The WCPP includes a set of requirements intended to reduce worker exposure to methylene chloride. However, since the EPA first proposed the program in 2023, academics and staff from the university’s Environmental Health and Safety (EH&S) department have raised concerns about many of its elements.

In particular, they are critical of the provision that testing laboratories must conduct initial and periodic exposure monitoring, something such facilities are not required to do under current regulations such as the Occupational Safety and Health Administration’s Laboratory Standard unless they exceed exposure limits.
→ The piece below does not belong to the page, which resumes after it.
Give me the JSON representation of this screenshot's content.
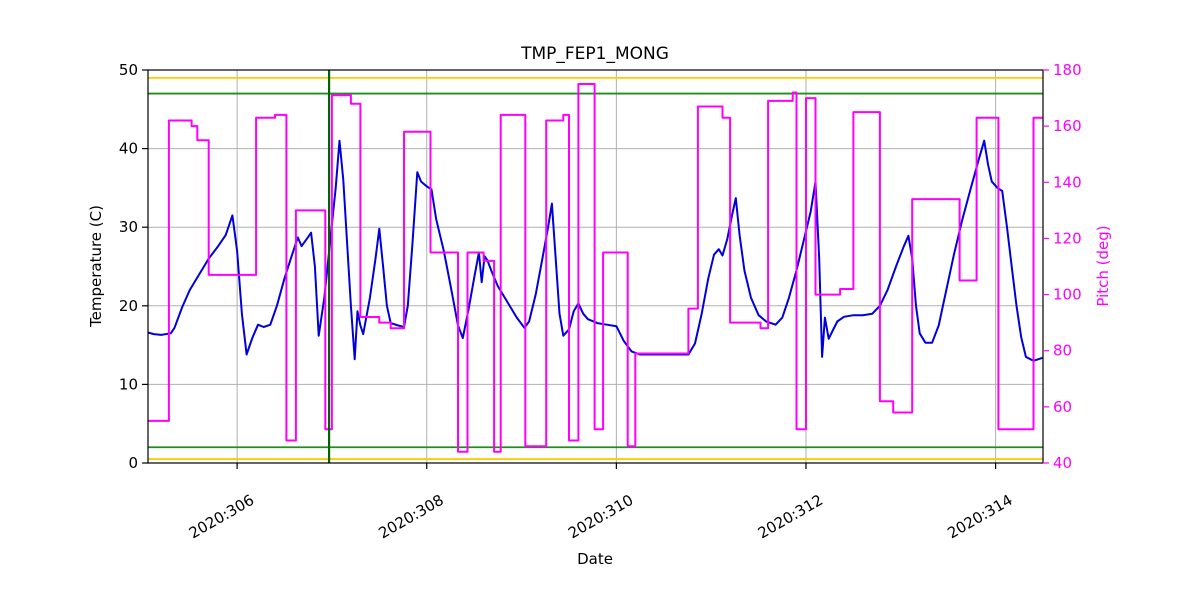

At least one small institution has responded to the regulations by opting to phase out methylene chloride from its research and teaching labs. Several academic scientists have said they are considering doing the same. Laura Dwyer, a chemistry lab coordinator at the University of Mount Union, told C&EN she is waiting for the EPA to issue clear guidance before deciding what to do.

EH&S staff waiting for a clear compliance guide are unlikely to be pleased, according to Kristi Ohr, associate director of academic safety at the University of Massachusetts Amherst. “I don’t think it says anything beyond what the regulation itself already says,” Ohr says. “I think most people were hoping for more specific language,” especially on exposure monitoring.

Large institutions with large EH&S offices well-versed in exposure monitoring should be able to interpret the new guidelines, Ohr says. Small schools, on the other hand, likely won’t have the necessary expertise on campus.

“Having a clear idea that ‘this is what you need to do’ would be good for them,” he says. Otherwise, they’ll have to outsource those services, which can be expensive.